1995-2100 projections of 12 greenhouse gas and pollutant emissions at 5-year intervals on a 1-degree latitude-longitude grid. The dataset contains three internally consistent scenarios (low, reference, high) generated by the MIT Emissions Prediction and Policy Analysis (EPPA) model using a Monte Carlo analysis of 10,000 runs. Scenarios were selected based on the 2.5, 50, and 97.5 percentile values for CO2 emissions in 2100.
Use Cases
- Compare low, reference, and high scenario trajectories for CO2, CH4, and N2O emissions across the 1-degree grid to assess climate policy risks.
- Analyze spatial correlations between CO2 emissions and co-emitted substances like SOx, NOx, and NMVOC under conditioned probability scenarios.

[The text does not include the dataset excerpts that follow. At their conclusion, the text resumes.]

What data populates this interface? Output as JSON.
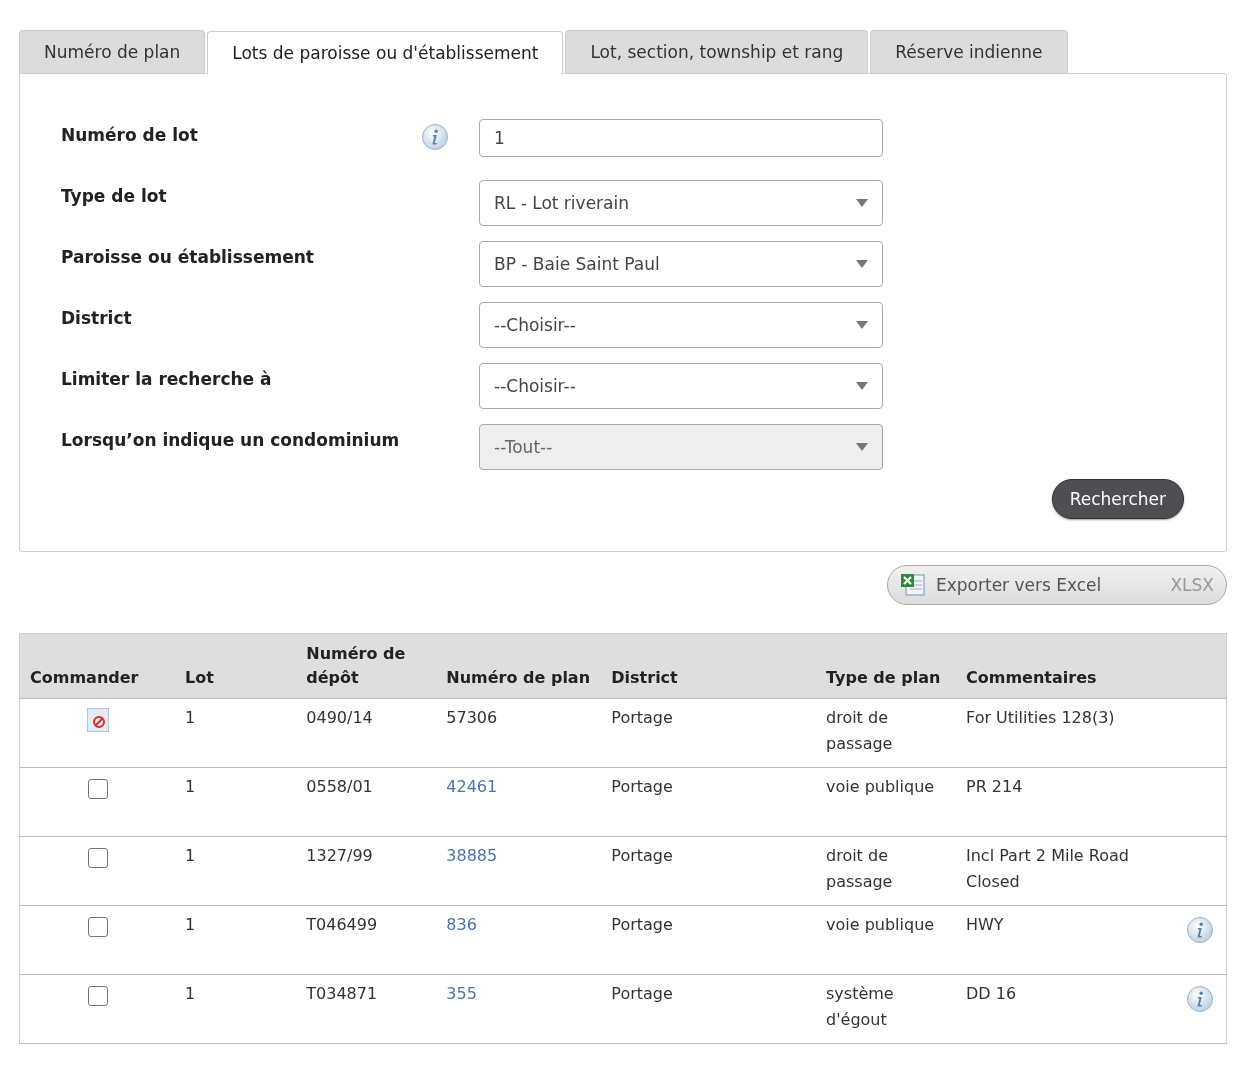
{
  "tabs": [
    {
      "label": "Numéro de plan",
      "selected": false
    },
    {
      "label": "Lots de paroisse ou d'établissement",
      "selected": true
    },
    {
      "label": "Lot, section, township et rang",
      "selected": false
    },
    {
      "label": "Réserve indienne",
      "selected": false
    }
  ],
  "form": {
    "fields": [
      {
        "label": "Numéro de lot",
        "kind": "text",
        "value": "1",
        "info": true,
        "disabled": false
      },
      {
        "label": "Type de lot",
        "kind": "select",
        "value": "RL - Lot riverain",
        "info": false,
        "disabled": false
      },
      {
        "label": "Paroisse ou établissement",
        "kind": "select",
        "value": "BP - Baie Saint Paul",
        "info": false,
        "disabled": false
      },
      {
        "label": "District",
        "kind": "select",
        "value": "--Choisir--",
        "info": false,
        "disabled": false
      },
      {
        "label": "Limiter la recherche à",
        "kind": "select",
        "value": "--Choisir--",
        "info": false,
        "disabled": false
      },
      {
        "label": "Lorsqu’on indique un condominium",
        "kind": "select",
        "value": "--Tout--",
        "info": false,
        "disabled": true
      }
    ],
    "search_button": "Rechercher"
  },
  "export": {
    "label": "Exporter vers Excel",
    "format": "XLSX"
  },
  "table": {
    "columns": [
      "Commander",
      "Lot",
      "Numéro de dépôt",
      "Numéro de plan",
      "District",
      "Type de plan",
      "Commentaires"
    ],
    "rows": [
      {
        "order": {
          "kind": "unavailable"
        },
        "lot": "1",
        "depot": "0490/14",
        "plan": "57306",
        "plan_link": false,
        "district": "Portage",
        "type": "droit de passage",
        "comment": "For Utilities 128(3)",
        "info": false
      },
      {
        "order": {
          "kind": "checkbox",
          "checked": false
        },
        "lot": "1",
        "depot": "0558/01",
        "plan": "42461",
        "plan_link": true,
        "district": "Portage",
        "type": "voie publique",
        "comment": "PR 214",
        "info": false
      },
      {
        "order": {
          "kind": "checkbox",
          "checked": false
        },
        "lot": "1",
        "depot": "1327/99",
        "plan": "38885",
        "plan_link": true,
        "district": "Portage",
        "type": "droit de passage",
        "comment": "Incl Part 2 Mile Road Closed",
        "info": false
      },
      {
        "order": {
          "kind": "checkbox",
          "checked": false
        },
        "lot": "1",
        "depot": "T046499",
        "plan": "836",
        "plan_link": true,
        "district": "Portage",
        "type": "voie publique",
        "comment": "HWY",
        "info": true
      },
      {
        "order": {
          "kind": "checkbox",
          "checked": false
        },
        "lot": "1",
        "depot": "T034871",
        "plan": "355",
        "plan_link": true,
        "district": "Portage",
        "type": "système d'égout",
        "comment": "DD 16",
        "info": true
      }
    ]
  }
}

- Use the 1995-2100 time-series of HFC, PFC, and SF6 emissions to project long-term impacts on atmospheric radiative forcing.
- Validate other downscaled emission datasets using the MIT EPPA model's population-weighted regional aggregation methodology.
- Study the impact of land use change and agriculture on carbonaceous particulate emissions, excluding natural sinks and forest regrowth.
Strengths
- Provides three probability-weighted scenarios (2.5, 50, 97.5 percentile) for 12 distinct substances, enabling uncertainty analysis.
- Spatially explicit data on a global 1-degree by 1-degree grid from 1995 to 2100 at consistent 5-year intervals.
- Scenarios are internally consistent, derived from 10,000 Monte Carlo runs of the MIT EPPA model.
Limitations
- Excludes emissions from natural sources and sinks, as well as carbon uptake from forest regrowth, limiting completeness for full carbon cycle analysis.
- Uncertainty in emissions is included for the base year 1995, which may propagate and affect long-term projection accuracy.
- The dataset's future projection end date (2100) implies it is not suitable for analyzing observed historical trends beyond its model base year.
Provenance
- Source
- Massachusetts Institute of Technology (MIT) Joint Program on the Science and Policy of Global Change, via NASA Earthdata.
- Collection Method
- Generated using the MIT Emissions Prediction and Policy Analysis (EPPA) model and the deterministic equivalent modeling method (DEMM), downscaled from aggregated regions using population weights.
- Time Range
- 1995 to 2100
- Freshness
- null
- Geography
- Global, on a 1-degree by 1-degree latitude-longitude grid.